Aux Beaux-Arts, elle séchait les cours de dessin, préférant s'appliquer à détourer des sculptures de mini-golf sur photoshop, sa plus mauvaise note en perspective punaisée au mur de son atelier. Son « Grand Tour », Amélie Bertrand l'a fait le long des stations balnéaires ringardes, du Lunapark rouillé à l'Aqualand moisi en passant par le parcours de santé où d'anciens fumeurs de Craven A s'essayent à quelques tractions. Ces motifs soustraits aux splendeurs de l'architecture vernaculaire sont ré-agencés sur la toile, où ils s'imbriquent, s'articulent, se chevauchent dans un pur jeu formel, se coincent parfois, pris dans une rixe chirurgicale, sans drame ni fioriture, car l'art d'Amélie Bertrand honnit ce genre d'affect autant que les « effets relous de la peinture » : ses couleurs  ne montent pas en jus mais se posent en monocouche tandis que sa palette lui parait la plus juste quand elle ressemble à un système RVB. Ce que vous prenez comme une obsession pour le style médiéval dévoyé au rayon décoration des jardineries, ou pour les ambiances vitrifiées des jeux de plate-forme, n'est que la solution à un problème de peinture, où il s'agit d'importer des contrastes de couleur, des ombres et des perspectives « chelous », pour voir si ça tient toujours. Vous serez bien-sûr tenté de convoquer vos maigres notions de psychanalyse pour juger la récurrence de ces motifs anxieux - pierres tombales, trappe dans le sol, pic anti-pigeons ou divan en skaï King Size - ou de l'accord parfait entre les attributs de la guerre et du divertissement baignés dans une lumière californienne. Mais là encore, quand vous lui demandez quel est son problème avec les palmiers, Amélie Bertrand vous répond que « c'est chiant de peindre un buisson ».

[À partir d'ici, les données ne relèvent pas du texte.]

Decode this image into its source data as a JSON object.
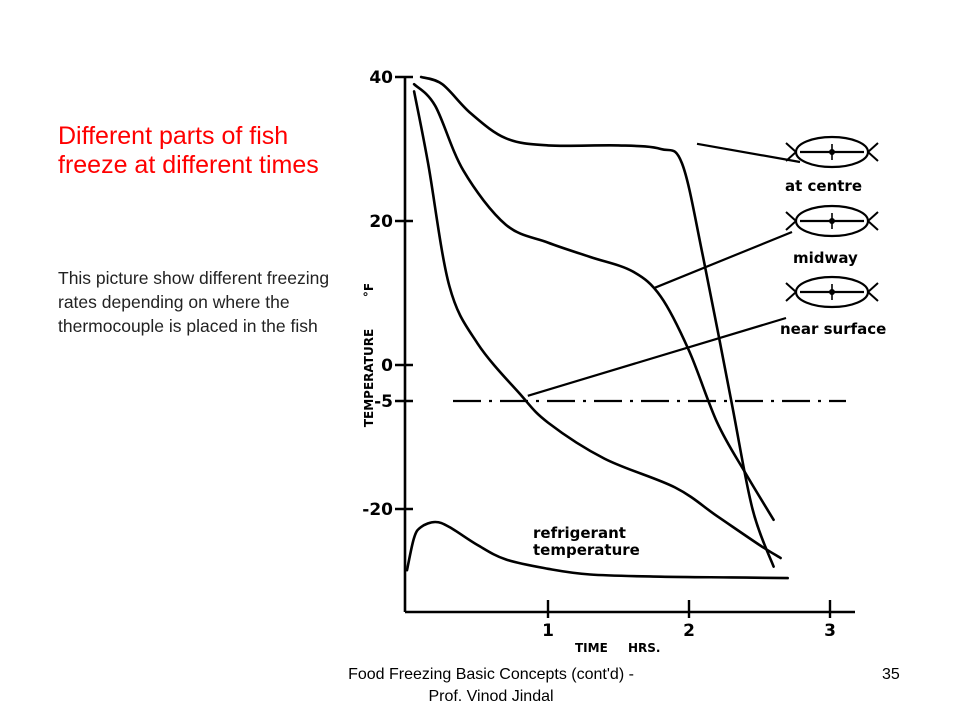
{
  "slide": {
    "title": "Different parts of fish freeze at different times",
    "body": "This picture show different freezing rates depending on where the thermocouple is placed in the fish"
  },
  "footer": {
    "text": "Food Freezing Basic Concepts (cont'd) - Prof. Vinod Jindal",
    "page_number": "35"
  },
  "colors": {
    "title": "#ff0000",
    "chart_ink": "#000000"
  },
  "chart_data": {
    "type": "line",
    "xlabel": "TIME",
    "xunit": "HRS.",
    "ylabel": "TEMPERATURE",
    "yunit": "°F",
    "xlim": [
      0,
      3
    ],
    "ylim": [
      -30,
      40
    ],
    "xticks": [
      {
        "value": 1,
        "label": "1"
      },
      {
        "value": 2,
        "label": "2"
      },
      {
        "value": 3,
        "label": "3"
      }
    ],
    "yticks": [
      {
        "value": 40,
        "label": "40"
      },
      {
        "value": 20,
        "label": "20"
      },
      {
        "value": 0,
        "label": "0"
      },
      {
        "value": -5,
        "label": "-5"
      },
      {
        "value": -20,
        "label": "-20"
      }
    ],
    "reference_line": {
      "y": -5,
      "style": "dashed"
    },
    "series": [
      {
        "name": "at centre",
        "x": [
          0.1,
          0.25,
          0.45,
          0.7,
          1.0,
          1.5,
          1.8,
          1.95,
          2.1,
          2.3,
          2.45,
          2.6
        ],
        "y": [
          40,
          39,
          35,
          31.5,
          30.5,
          30.5,
          30,
          28,
          15,
          -5,
          -20,
          -28
        ]
      },
      {
        "name": "midway",
        "x": [
          0.05,
          0.2,
          0.4,
          0.7,
          1.0,
          1.3,
          1.6,
          1.8,
          2.0,
          2.2,
          2.4,
          2.6
        ],
        "y": [
          39,
          36,
          27,
          19.5,
          17,
          15,
          13,
          9.5,
          2,
          -8,
          -15,
          -21.5
        ]
      },
      {
        "name": "near surface",
        "x": [
          0.05,
          0.15,
          0.3,
          0.5,
          0.8,
          1.0,
          1.4,
          1.9,
          2.2,
          2.5,
          2.65
        ],
        "y": [
          38,
          28,
          11,
          3,
          -4,
          -8,
          -13,
          -17,
          -21,
          -25,
          -26.8
        ]
      },
      {
        "name": "refrigerant temperature",
        "x": [
          0.0,
          0.05,
          0.1,
          0.2,
          0.3,
          0.5,
          0.7,
          1.0,
          1.3,
          1.8,
          2.3,
          2.7
        ],
        "y": [
          -28.5,
          -24,
          -22.5,
          -21.8,
          -22.5,
          -25,
          -27,
          -28.3,
          -29.1,
          -29.4,
          -29.5,
          -29.6
        ]
      }
    ],
    "annotations": [
      {
        "text": "at centre",
        "target": "at centre",
        "tip_x": 2.0,
        "tip_y": 31
      },
      {
        "text": "midway",
        "target": "midway",
        "tip_x": 1.7,
        "tip_y": 11
      },
      {
        "text": "near surface",
        "target": "near surface",
        "tip_x": 0.8,
        "tip_y": -4
      },
      {
        "text": "refrigerant\ntemperature",
        "target": "refrigerant temperature"
      }
    ]
  }
}
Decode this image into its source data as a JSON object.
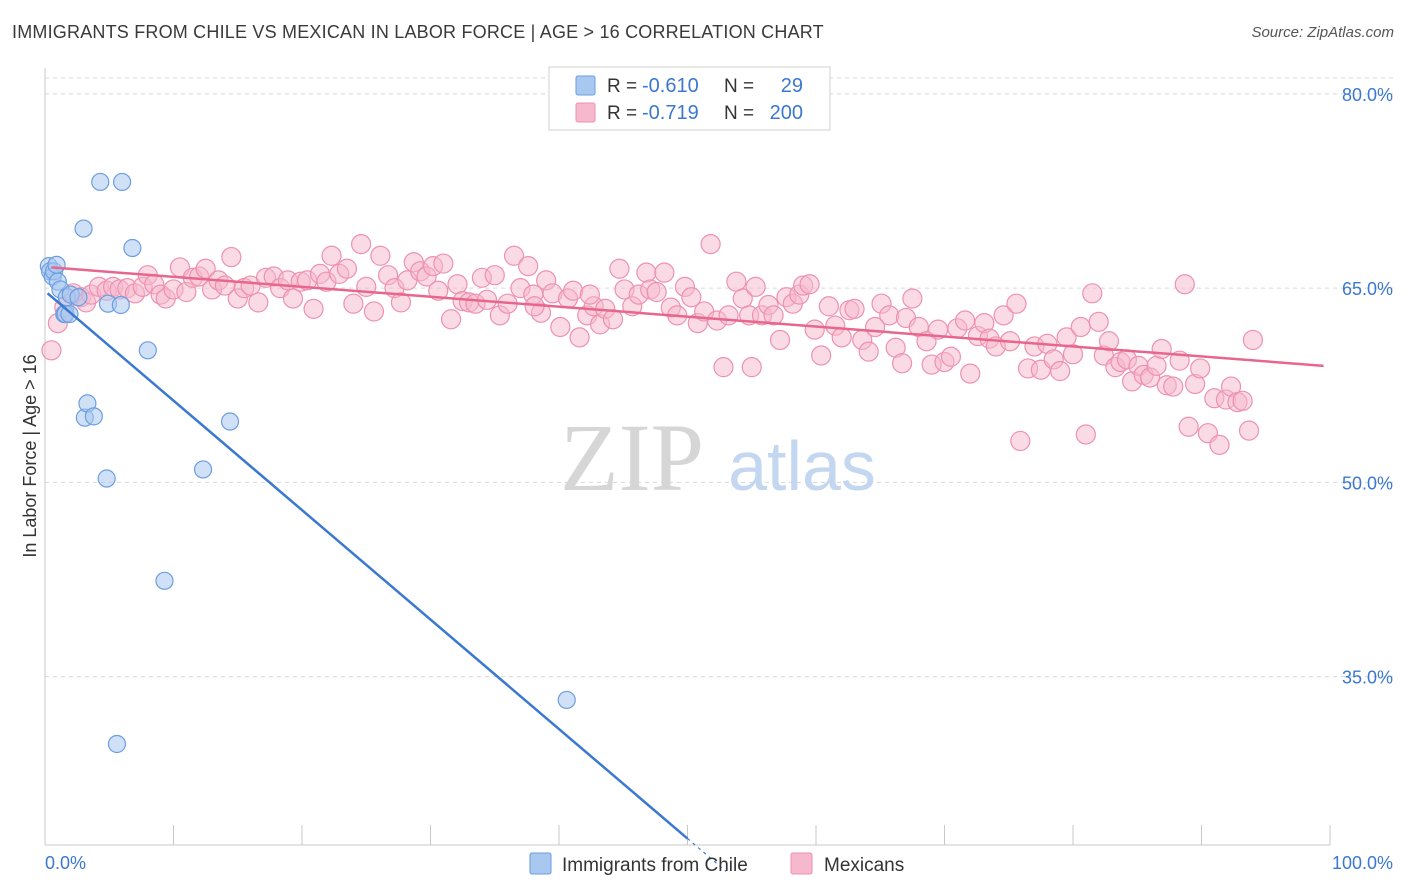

Non, ces peintures ne racontent rien, elles ne représentent rien, mais leur présence est terrifiante, justement parce qu'elles reconduisent à leur surface toute tentative de s'y projeter, après avoir appâté le regard pour mieux le coincer dans un angle ou le piéger dans une treille, ne faisant qu'appliquer les stratégies perverses du spectacle. Plus flippante encore est cette manière d'aboutir au faux en épurant le vrai, et retomber par coïncidence sur le réel en simili et bordé de palissades, de sorte que cette claustrophobie en plein air a un arrière goût bizarre de déjà-vu. Non loin d'ici, la barque de Truman est venue se cogner contre l'horizon en carton.